Ich wünschte, ich hätte die heutigen technischen Möglichkeiten gehabt, als ich jung war und noch über sehr viel Zeit verfügte, dann hätte ich damals, obwohl in einem Provinznest wohnend, schon die Musik machen können, die ich wirklich machen wollte – aber mit dem Willen ist es, wie ich oben geschildert habe, so eine Sache. Man geht irgendwo los – und kommt irgendwo an, weil der Weg sich so legt, wie er es will. Dafür danke ich dem Weg – denn andernfalls wäre der Prozess sehr langweilig, wäre alles nur wie das Entwickeln eines Films nach einem vorgeschriebenen Verfahren, bei dem das Resultat, wenn man keine Fehler macht, vorher schon feststeht und am Ende vorliegt.
Das führt mich übrigens wieder auf ein Gebiet, von dem ich meine, mich damit etwas besser auszukennen als mit der Musik: Dem Schreiben. Ist es nicht seltsam, dass ich beim Schreiben vor allem lerne, dass ich sowohl stilistisch als auch inhaltlich etwas anderes machen möchte?

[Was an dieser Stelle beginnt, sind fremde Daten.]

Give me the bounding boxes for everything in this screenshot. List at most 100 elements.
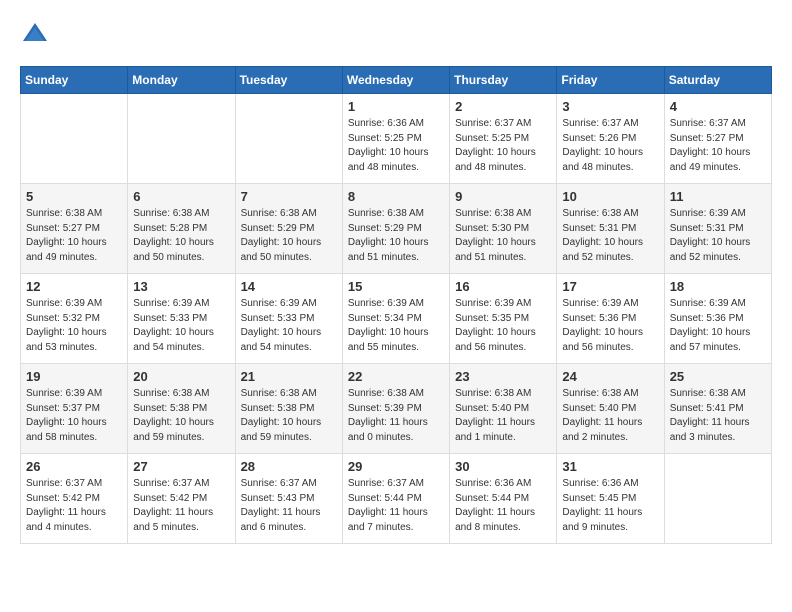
day-info-line: Sunset: 5:34 PM: [348, 313, 422, 324]
day-cell: 23 Sunrise: 6:38 AMSunset: 5:40 PMDayligh…: [450, 364, 557, 454]
day-content: Sunrise: 6:37 AMSunset: 5:42 PMDaylight:…: [133, 477, 229, 535]
day-content: Sunrise: 6:38 AMSunset: 5:29 PMDaylight:…: [348, 207, 444, 265]
day-info-line: and 53 minutes.: [26, 342, 97, 353]
day-cell: 22Sunrise: 6:38 AMSunset: 5:39 PMDayligh…: [342, 364, 449, 454]
day-number: 26: [26, 459, 122, 474]
day-info-line: Daylight: 11 hours: [455, 507, 535, 518]
day-content: Sunrise: 6:39 AMSunset: 5:37 PMDaylight:…: [26, 387, 122, 445]
logo-icon: [20, 20, 50, 50]
day-info-line: Daylight: 10 hours: [133, 327, 214, 338]
day-info-line: and 6 minutes.: [241, 522, 307, 533]
day-info-line: Sunset: 5:31 PM: [562, 223, 636, 234]
day-content: Sunrise: 6:38 AM Sunset: 5:28 PM Daylight:…: [133, 207, 229, 265]
day-info-line: Sunrise: 6:38 AM: [133, 208, 209, 219]
day-info-line: Sunrise: 6:38 AM: [562, 208, 638, 219]
day-number: 21: [241, 369, 337, 384]
week-row-2: 5Sunrise: 6:38 AMSunset: 5:27 PMDaylight…: [21, 184, 772, 274]
day-info-line: and 55 minutes.: [348, 342, 419, 353]
day-info-line: Sunrise: 6:39 AM: [670, 208, 746, 219]
day-number: 9: [455, 189, 551, 204]
day-number: 4: [670, 99, 766, 114]
day-info-line: Sunset: 5:31 PM: [670, 223, 744, 234]
day-info-line: Sunrise: 6:39 AM: [348, 298, 424, 309]
day-info-line: Sunrise: 6:37 AM: [133, 478, 209, 489]
day-number: 28: [241, 459, 337, 474]
day-info-line: Daylight: 11 hours: [562, 417, 642, 428]
day-number: 23: [455, 369, 551, 384]
day-cell: 12Sunrise: 6:39 AMSunset: 5:32 PMDayligh…: [21, 274, 128, 364]
day-number: 6: [133, 189, 229, 204]
day-cell: 21Sunrise: 6:38 AMSunset: 5:38 PMDayligh…: [235, 364, 342, 454]
day-content: Sunrise: 6:38 AMSunset: 5:39 PMDaylight:…: [348, 387, 444, 445]
day-info-line: Daylight: 10 hours: [562, 147, 643, 158]
day-info-line: and 59 minutes.: [241, 432, 312, 443]
column-header-sunday: Sunday: [21, 67, 128, 94]
day-info-line: Sunset: 5:28 PM: [133, 223, 207, 234]
day-number: 2: [455, 99, 551, 114]
day-info-line: and 7 minutes.: [348, 522, 414, 533]
day-info-line: Sunrise: 6:38 AM: [241, 388, 317, 399]
day-info-line: and 48 minutes.: [562, 162, 633, 173]
day-cell: 2Sunrise: 6:37 AMSunset: 5:25 PMDaylight…: [450, 94, 557, 184]
column-header-tuesday: Tuesday: [235, 67, 342, 94]
day-content: Sunrise: 6:38 AMSunset: 5:38 PMDaylight:…: [241, 387, 337, 445]
day-content: Sunrise: 6:38 AMSunset: 5:27 PMDaylight:…: [26, 207, 122, 265]
day-info-line: Sunset: 5:27 PM: [26, 223, 100, 234]
day-info-line: and 48 minutes.: [455, 162, 526, 173]
day-cell: 28Sunrise: 6:37 AMSunset: 5:43 PMDayligh…: [235, 454, 342, 544]
day-info-line: Daylight: 11 hours: [241, 507, 321, 518]
day-number: 17: [562, 279, 658, 294]
day-cell: 10Sunrise: 6:38 AMSunset: 5:31 PMDayligh…: [557, 184, 664, 274]
day-number: 1: [348, 99, 444, 114]
day-info-line: Sunset: 5:29 PM: [241, 223, 315, 234]
day-info-line: and 49 minutes.: [670, 162, 741, 173]
day-info-line: Sunset: 5:38 PM: [133, 403, 207, 414]
day-info-line: Daylight: 10 hours: [455, 327, 536, 338]
day-info-line: and 58 minutes.: [26, 432, 97, 443]
day-info-line: Daylight: 10 hours: [670, 147, 751, 158]
day-info-line: Sunrise: 6:36 AM: [455, 478, 531, 489]
day-info-line: and 52 minutes.: [562, 252, 633, 263]
day-cell: 27Sunrise: 6:37 AMSunset: 5:42 PMDayligh…: [128, 454, 235, 544]
day-content: Sunrise: 6:38 AMSunset: 5:40 PMDaylight:…: [455, 387, 551, 445]
day-cell: 15Sunrise: 6:39 AMSunset: 5:34 PMDayligh…: [342, 274, 449, 364]
day-info-line: and 56 minutes.: [455, 342, 526, 353]
day-info-line: Sunset: 5:38 PM: [241, 403, 315, 414]
day-content: Sunrise: 6:39 AMSunset: 5:36 PMDaylight:…: [562, 297, 658, 355]
day-info-line: Sunrise: 6:36 AM: [348, 118, 424, 129]
day-cell: 4Sunrise: 6:37 AMSunset: 5:27 PMDaylight…: [664, 94, 771, 184]
day-info-line: Daylight: 10 hours: [348, 147, 429, 158]
day-info-line: Daylight: 10 hours: [26, 327, 107, 338]
day-info-line: and 52 minutes.: [670, 252, 741, 263]
day-cell: 7Sunrise: 6:38 AMSunset: 5:29 PMDaylight…: [235, 184, 342, 274]
day-number: 10: [562, 189, 658, 204]
day-info-line: Sunset: 5:32 PM: [26, 313, 100, 324]
day-info-line: Sunrise: 6:39 AM: [26, 298, 102, 309]
day-info-line: and 59 minutes.: [133, 432, 204, 443]
day-info-line: and 48 minutes.: [348, 162, 419, 173]
day-info-line: and 5 minutes.: [133, 522, 199, 533]
day-info-line: Sunrise: 6:38 AM: [348, 388, 424, 399]
day-number: 25: [670, 369, 766, 384]
day-info-line: Sunrise: 6:39 AM: [133, 298, 209, 309]
day-number: 29: [348, 459, 444, 474]
day-info-line: Daylight: 10 hours: [26, 237, 107, 248]
day-info-line: Sunrise: 6:39 AM: [241, 298, 317, 309]
day-info-line: and 56 minutes.: [562, 342, 633, 353]
day-info-line: Daylight: 11 hours: [133, 507, 213, 518]
day-number: 16: [455, 279, 551, 294]
day-number: 14: [241, 279, 337, 294]
day-info-line: Daylight: 11 hours: [26, 507, 106, 518]
day-info-line: Daylight: 11 hours: [348, 417, 428, 428]
day-cell: 5Sunrise: 6:38 AMSunset: 5:27 PMDaylight…: [21, 184, 128, 274]
day-info-line: Daylight: 11 hours: [562, 507, 642, 518]
day-info-line: Sunset: 5:36 PM: [562, 313, 636, 324]
day-info-line: and 9 minutes.: [562, 522, 628, 533]
day-info-line: Sunrise: 6:39 AM: [26, 388, 102, 399]
day-content: Sunrise: 6:38 AMSunset: 5:40 PMDaylight:…: [562, 387, 658, 445]
day-info-line: Sunrise: 6:39 AM: [670, 298, 746, 309]
day-number: 20: [133, 369, 229, 384]
day-info-line: Sunrise: 6:39 AM: [455, 298, 531, 309]
day-info-line: Daylight: 10 hours: [133, 237, 214, 248]
day-number: 18: [670, 279, 766, 294]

Aber nur durch das Schreiben kann ich es erfahren, und nach all den Jahren des Schreibens denke ich, dass ich immer noch am Anfang stehe und mir selbst die Prognose geben muss, niemals über diesen vermaledeiten Anfang hinaus zu kommen: Ich stehe am Anfang, stehe jahrelang am Anfang – und irgendwann einmal ist alles zu Ende, fallen Anfang und Ende in einem Punkt zusammen, als wäre dazwischen gar nichts passiert, was natürlich ein Trugschluss ist: Ich habe immerhin ein wenig gezappelt..
Niemand soll mich falsch verstehen:
Ich klage nicht, ich stelle lediglich fest.